Create a storage account named myagstore1 with az storage account create.

az storage account create \
  --name myagstore1 \
  --resource-group myResourceGroupAG \
  --location eastus \
  --sku Standard_LRS \
  --encryption-services blob

Configure diagnostics

Configure diagnostics to record data into the ApplicationGatewayAccessLog, ApplicationGatewayPerformanceLog, and ApplicationGatewayFirewallLog logs. Replace <subscriptionId> with your subscription identifier and then configure diagnostics with az monitor diagnostic-settings create.

appgwid=$(az network application-gateway show --name myAppGateway --resource-group myResourceGroupAG --query id -o tsv)

storeid=$(az storage account show --name myagstore1 --resource-group myResourceGroupAG --query id -o tsv)
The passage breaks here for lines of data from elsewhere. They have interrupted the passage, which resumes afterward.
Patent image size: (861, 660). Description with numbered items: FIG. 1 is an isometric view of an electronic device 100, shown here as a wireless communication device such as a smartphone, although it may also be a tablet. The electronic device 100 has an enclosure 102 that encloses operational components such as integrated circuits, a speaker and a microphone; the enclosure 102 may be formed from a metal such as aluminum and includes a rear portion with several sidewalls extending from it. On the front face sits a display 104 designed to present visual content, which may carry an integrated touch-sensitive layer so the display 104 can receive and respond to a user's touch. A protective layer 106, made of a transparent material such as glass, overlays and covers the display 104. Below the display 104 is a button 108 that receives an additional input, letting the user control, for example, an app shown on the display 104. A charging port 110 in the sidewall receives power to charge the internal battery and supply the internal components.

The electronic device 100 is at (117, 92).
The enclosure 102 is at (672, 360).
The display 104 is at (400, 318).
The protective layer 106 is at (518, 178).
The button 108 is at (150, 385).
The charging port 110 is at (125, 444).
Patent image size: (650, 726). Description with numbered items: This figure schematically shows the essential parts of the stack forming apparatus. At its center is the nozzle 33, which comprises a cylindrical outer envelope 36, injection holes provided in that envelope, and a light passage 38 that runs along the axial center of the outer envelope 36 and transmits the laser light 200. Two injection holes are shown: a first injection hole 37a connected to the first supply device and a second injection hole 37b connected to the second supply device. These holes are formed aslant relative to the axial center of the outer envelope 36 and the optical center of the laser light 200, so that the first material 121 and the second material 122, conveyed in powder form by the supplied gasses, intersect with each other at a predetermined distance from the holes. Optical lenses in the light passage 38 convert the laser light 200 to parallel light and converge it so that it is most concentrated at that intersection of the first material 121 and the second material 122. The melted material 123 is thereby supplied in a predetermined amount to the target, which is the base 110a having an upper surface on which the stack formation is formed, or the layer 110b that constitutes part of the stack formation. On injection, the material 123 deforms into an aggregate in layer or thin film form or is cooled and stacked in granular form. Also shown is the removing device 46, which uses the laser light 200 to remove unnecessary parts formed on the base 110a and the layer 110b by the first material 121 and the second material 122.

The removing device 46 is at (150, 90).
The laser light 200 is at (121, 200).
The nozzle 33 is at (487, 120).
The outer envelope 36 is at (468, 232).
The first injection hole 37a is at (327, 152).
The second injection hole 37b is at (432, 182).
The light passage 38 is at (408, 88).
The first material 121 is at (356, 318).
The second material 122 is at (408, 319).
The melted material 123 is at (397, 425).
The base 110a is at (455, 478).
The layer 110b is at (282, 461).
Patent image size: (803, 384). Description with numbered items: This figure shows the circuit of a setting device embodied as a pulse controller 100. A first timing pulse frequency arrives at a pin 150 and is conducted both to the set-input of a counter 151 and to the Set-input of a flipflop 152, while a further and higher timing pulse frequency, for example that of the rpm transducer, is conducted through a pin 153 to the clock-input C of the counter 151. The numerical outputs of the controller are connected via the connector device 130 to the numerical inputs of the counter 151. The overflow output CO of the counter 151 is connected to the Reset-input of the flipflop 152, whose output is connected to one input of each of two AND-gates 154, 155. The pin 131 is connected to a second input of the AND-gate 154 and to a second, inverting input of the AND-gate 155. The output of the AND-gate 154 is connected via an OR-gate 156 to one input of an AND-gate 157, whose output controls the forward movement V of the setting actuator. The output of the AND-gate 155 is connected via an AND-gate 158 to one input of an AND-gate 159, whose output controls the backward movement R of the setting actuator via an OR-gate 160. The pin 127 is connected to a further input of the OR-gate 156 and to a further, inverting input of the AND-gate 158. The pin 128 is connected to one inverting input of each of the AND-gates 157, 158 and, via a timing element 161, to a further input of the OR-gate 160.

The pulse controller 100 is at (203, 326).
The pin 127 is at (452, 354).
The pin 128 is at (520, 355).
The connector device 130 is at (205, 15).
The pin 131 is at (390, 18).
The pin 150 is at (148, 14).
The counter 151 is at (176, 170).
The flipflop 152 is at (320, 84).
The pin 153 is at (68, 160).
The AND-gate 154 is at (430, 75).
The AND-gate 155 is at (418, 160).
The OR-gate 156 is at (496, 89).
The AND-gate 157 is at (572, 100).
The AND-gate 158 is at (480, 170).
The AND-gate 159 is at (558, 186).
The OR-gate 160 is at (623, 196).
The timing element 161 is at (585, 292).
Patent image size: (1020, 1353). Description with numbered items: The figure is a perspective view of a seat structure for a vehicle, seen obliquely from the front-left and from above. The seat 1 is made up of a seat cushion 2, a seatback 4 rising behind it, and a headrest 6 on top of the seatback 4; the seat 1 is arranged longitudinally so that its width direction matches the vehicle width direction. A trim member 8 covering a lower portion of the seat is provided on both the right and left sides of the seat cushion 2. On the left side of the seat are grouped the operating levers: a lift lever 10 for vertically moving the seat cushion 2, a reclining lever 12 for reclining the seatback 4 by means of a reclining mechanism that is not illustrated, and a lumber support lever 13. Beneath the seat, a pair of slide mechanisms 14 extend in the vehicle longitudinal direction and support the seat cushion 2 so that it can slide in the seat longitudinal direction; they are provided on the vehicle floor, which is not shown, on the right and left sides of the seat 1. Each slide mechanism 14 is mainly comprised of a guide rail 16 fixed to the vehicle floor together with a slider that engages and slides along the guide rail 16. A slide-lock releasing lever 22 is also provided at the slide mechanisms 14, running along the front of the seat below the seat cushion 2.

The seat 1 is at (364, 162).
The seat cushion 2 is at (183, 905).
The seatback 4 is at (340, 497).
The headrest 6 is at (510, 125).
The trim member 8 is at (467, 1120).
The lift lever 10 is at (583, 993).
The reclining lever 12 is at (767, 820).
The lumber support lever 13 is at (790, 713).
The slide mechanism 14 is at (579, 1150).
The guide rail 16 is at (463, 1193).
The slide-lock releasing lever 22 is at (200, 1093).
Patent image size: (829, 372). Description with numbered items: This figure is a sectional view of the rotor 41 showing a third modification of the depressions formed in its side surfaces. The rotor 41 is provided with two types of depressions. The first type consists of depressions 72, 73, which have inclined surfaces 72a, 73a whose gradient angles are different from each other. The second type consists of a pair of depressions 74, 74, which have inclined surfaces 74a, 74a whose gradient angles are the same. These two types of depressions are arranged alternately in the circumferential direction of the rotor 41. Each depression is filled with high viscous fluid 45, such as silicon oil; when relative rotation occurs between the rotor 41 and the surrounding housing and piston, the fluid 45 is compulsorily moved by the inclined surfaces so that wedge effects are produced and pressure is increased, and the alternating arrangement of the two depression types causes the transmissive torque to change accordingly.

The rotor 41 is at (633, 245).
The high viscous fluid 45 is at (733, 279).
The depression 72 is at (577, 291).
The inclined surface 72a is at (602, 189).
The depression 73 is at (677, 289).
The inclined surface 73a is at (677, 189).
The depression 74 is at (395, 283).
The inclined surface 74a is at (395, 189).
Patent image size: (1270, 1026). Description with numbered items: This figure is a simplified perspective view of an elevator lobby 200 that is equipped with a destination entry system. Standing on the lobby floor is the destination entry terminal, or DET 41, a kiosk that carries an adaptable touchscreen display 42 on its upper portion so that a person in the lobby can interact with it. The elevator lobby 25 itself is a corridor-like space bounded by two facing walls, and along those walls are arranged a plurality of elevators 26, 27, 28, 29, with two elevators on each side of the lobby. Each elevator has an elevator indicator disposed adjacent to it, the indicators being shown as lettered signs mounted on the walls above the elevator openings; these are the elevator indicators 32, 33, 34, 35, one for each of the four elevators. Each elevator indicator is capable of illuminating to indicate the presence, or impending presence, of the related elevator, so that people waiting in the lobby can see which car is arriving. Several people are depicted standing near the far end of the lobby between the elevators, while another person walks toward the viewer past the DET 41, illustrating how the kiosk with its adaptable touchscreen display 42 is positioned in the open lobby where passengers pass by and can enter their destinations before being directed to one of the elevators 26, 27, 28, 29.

az monitor diagnostic-settings create --name appgwdiag --resource $appgwid \
  --logs '[ { "category": "ApplicationGatewayAccessLog", "enabled": true, "retentionPolicy": { "days": 30, "enabled": true } }, { "category": "ApplicationGatewayPerformanceLog", "enabled": true, "retentionPolicy": { "days": 30, "enabled": true } }, { "category": "ApplicationGatewayFirewallLog", "enabled": true, "retentionPolicy": { "days": 30, "enabled": true } } ]' \
  --storage-account $storeid

Test the application gateway

To get the public IP address of the application gateway, use az network public-ip show. Copy the public IP address, and then paste it into the address bar of your browser.

az network public-ip show \
  --resource-group myResourceGroupAG \
  --name myAGPublicIPAddress \
  --query [ipAddress] \
  --output tsv

Test base URL in application gateway

Clean up resources

When no longer needed, remove the resource group, application gateway, and all related resources.